ミステリー小説の登場人物紹介のページをめくるように、一人一人の乗客を観察する。
私たちの斜め前のテーブルでは、昼間ラウンジにいたIT社長の鷲尾岳と、ジャーナリストの菊池恭平が向かい合っていた。
二人の間には、最高級の料理が並んでいるとは思えないほど、冷え冷えとした空気が流れている。

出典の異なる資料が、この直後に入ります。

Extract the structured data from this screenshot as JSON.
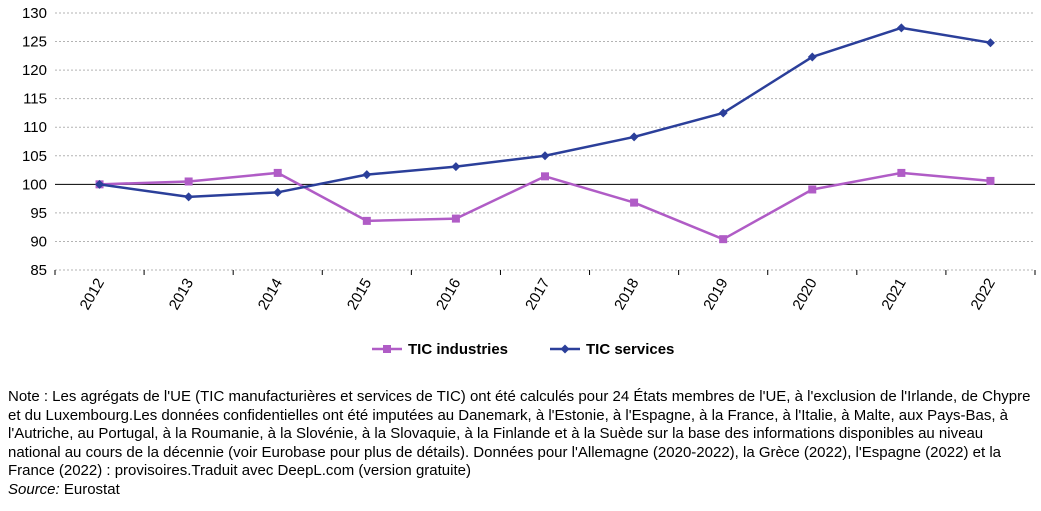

「菊池さんの記事は、いつも切れ味がいい。我々の業界も、おかげで随分と活性化されましたよ」
鷲尾が口元だけで笑いながら言うと、菊池は顔色一つ変えずに答えた。
「事実を書くまでです、鷲尾社長。真実は、時として刃物より鋭いものですから」
言葉のナイフが、テーブルの上で見えない火花を散らしている。
その時、ふと視線を感じて顔を上げると、例の帽子の夫人と目があった。
彼女は一人でテーブルについており、料理にはほとんど手をつけていない。
私たちの視線に気づくと、彼女は怯えたように再び顔を伏せてしまった。
「あ、あちらの安藤様ですが、旦那様が少しお部屋でお休みになるとのことで、奥様お一人でお食事を」
察したように、新田さんがそっと耳打ちしてくれた。
そうか、安藤さんというのか。
しかし、それにしても様子がおかしい。
彼女はただ内気なだけではない。
何かに怯え、警戒している。
まるで、この列車の誰かから身を隠しているかのように。
航汰は絶品の仔牛肉に夢中になっているが、私の胸には、新たな疑問の染みが一つ、また一つと広がっていくのを感じていた。
豪華なディナーは、まるで仮面舞踏会のようだった。
誰もがにこやかな紳士淑女の仮面をつけ、その下にある本心を隠している。
探り合うような視線、意味ありげな沈黙。
この列車に乗っているのは、偶然乗り合わせた乗客などではない。
……見えない悪意の糸で結ばれた、一つの集団なのだ。
部屋に戻る長い廊下を歩きながら、私は確信に近い予感を覚えていた。
この旅は、ただの豪華旅行では終わらない。何かが、起ころうとしている。